Weissberger lived with her family in the Sudetenland, a part of the former Czechoslovakia mostly populated by ethnic Germans. Her family ran a porcelain business, but her father became a target of the Nazi regime when he publicly spoke out against Adolph Hitler.
"He didn't believe that the Germans would take away the Sudetenland," Weissberger, now 80, said during an interview before the Brundibár rehearsal. "When they opened the Gestapo, they picked him up and we never saw him again."
Her family became a target of Hitler's forces, and they were soon taken to Theresienstadt, in Czechoslovakia.
They were greeted with the sight of men hanging in the middle of the camp. While there, they endured cold, starvation and the constant threat of the gas chamber.
One controversy she recalled was some survivors' assertions that they ate grass for sustenance.
"There was no grass to eat," she says. "When spring came and grass started to grow, they cut it down."

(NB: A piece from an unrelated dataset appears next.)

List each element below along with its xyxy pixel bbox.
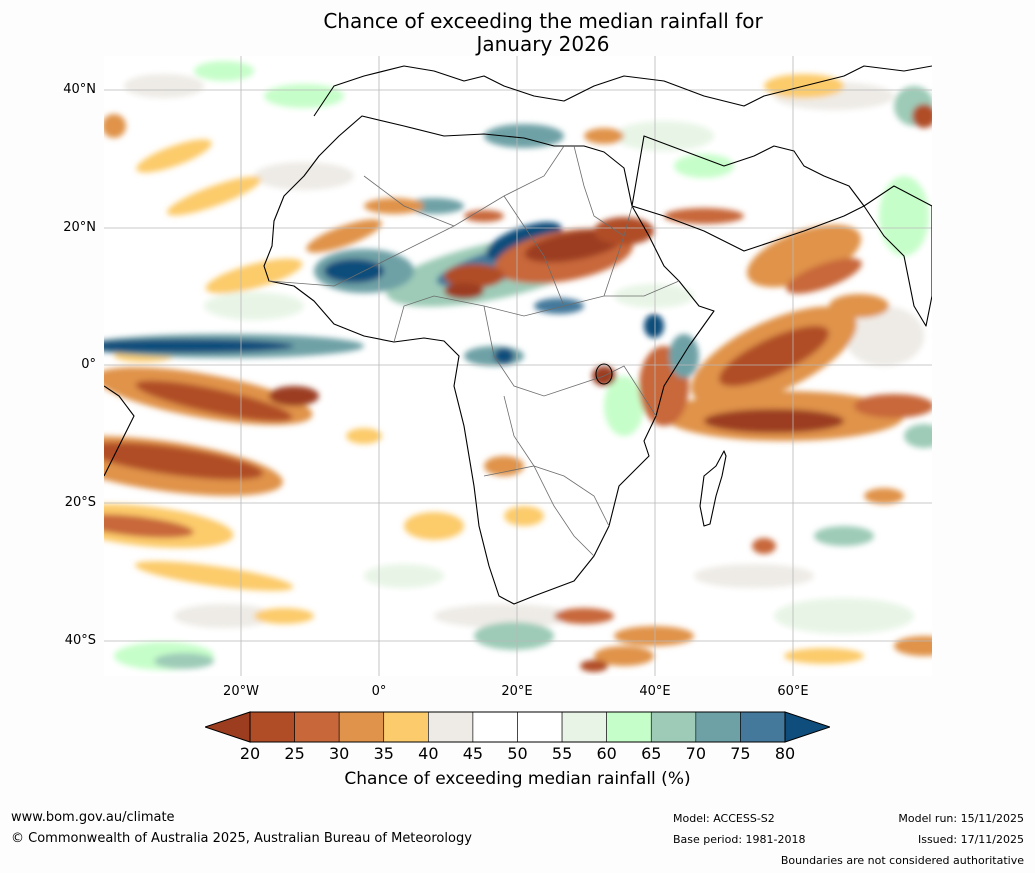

Some of the children eventually found an artistic refuge in Brundibár, a short opera by composer Hans Krása and lyricist Adolf Hoffmeister that had premiered in Prague in 1942. The score was smuggled into Theresienstadt, which became known as something of an artists' camp. Teachers got permission to present the opera with the children, who got lost in the story of two children who have to take on a mean organ grinder so they can sing to raise money to buy milk for their mother.
The organ grinder, named Brundibár, became a symbol of Hitler, and the opera's final victory song gave them hope.

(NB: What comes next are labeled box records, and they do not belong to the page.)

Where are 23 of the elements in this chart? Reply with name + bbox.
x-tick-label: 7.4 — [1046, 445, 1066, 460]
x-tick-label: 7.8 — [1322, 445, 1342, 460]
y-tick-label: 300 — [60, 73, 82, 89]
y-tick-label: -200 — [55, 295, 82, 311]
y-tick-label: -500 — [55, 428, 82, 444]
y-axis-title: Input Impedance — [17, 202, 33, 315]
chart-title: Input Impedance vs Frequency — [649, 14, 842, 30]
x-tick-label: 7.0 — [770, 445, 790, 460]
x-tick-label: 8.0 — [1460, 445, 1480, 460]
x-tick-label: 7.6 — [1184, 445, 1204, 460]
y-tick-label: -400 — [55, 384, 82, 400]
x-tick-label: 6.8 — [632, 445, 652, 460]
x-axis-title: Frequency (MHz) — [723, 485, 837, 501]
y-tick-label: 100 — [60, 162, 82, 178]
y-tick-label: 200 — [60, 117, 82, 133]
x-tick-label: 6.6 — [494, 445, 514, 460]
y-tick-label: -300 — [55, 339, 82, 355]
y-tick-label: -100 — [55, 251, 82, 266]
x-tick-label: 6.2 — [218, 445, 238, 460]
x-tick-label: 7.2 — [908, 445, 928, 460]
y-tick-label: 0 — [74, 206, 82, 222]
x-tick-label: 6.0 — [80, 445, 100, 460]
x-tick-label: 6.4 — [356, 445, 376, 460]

Weissberger remembers several cast members with clear aspirations to become actors and musicians. But most did not have the chance.
There were 55 performances of Brundibár at Theresienstadt, including a performance for a delegation from the International Red Cross that came to inspect the camp and one that was filmed for a Nazi propaganda film.
After the final performance, many in the cast were sent to the gas chamber. In many equations, Weissberger defied the odds: Of the 141,000 prisoners at Theresienstadt, 21,000 survived. Of 15,000 children in the camp, only 132 survived. In her family, she was one of just four survivors.
It wasn't until 1965 that Weissberger, who lives in Tappan, N.Y., became aware of other Brundibár performances. Since then, she has been involved in numerous productions of the piece, often telling the story of the camp and the opera to groups in the areas where it's being performed.
In 2003, author Tony Kushner and illustrator Maurice Sendak created a picture-book version of Brundibár that became the basis for a new production at Berkeley Repertory Theatre and other stages.
Weissberger also has been featured in documentary films and stories on 60 Minutes and the History channel. In 2008, she teamed with author Susan Goldman Rubin to write The Cat With the Yellow Star: Coming of Age in Terezin.
"I really wanted young people and children to know what happened — what helped us to survive," Weissberger says. "Even today, I feel I am not doing it only for people, I'm doing it for myself to remind people that I had such good friends who cannot speak for themselves, and Brundibár became a memorial for those that couldn't survive."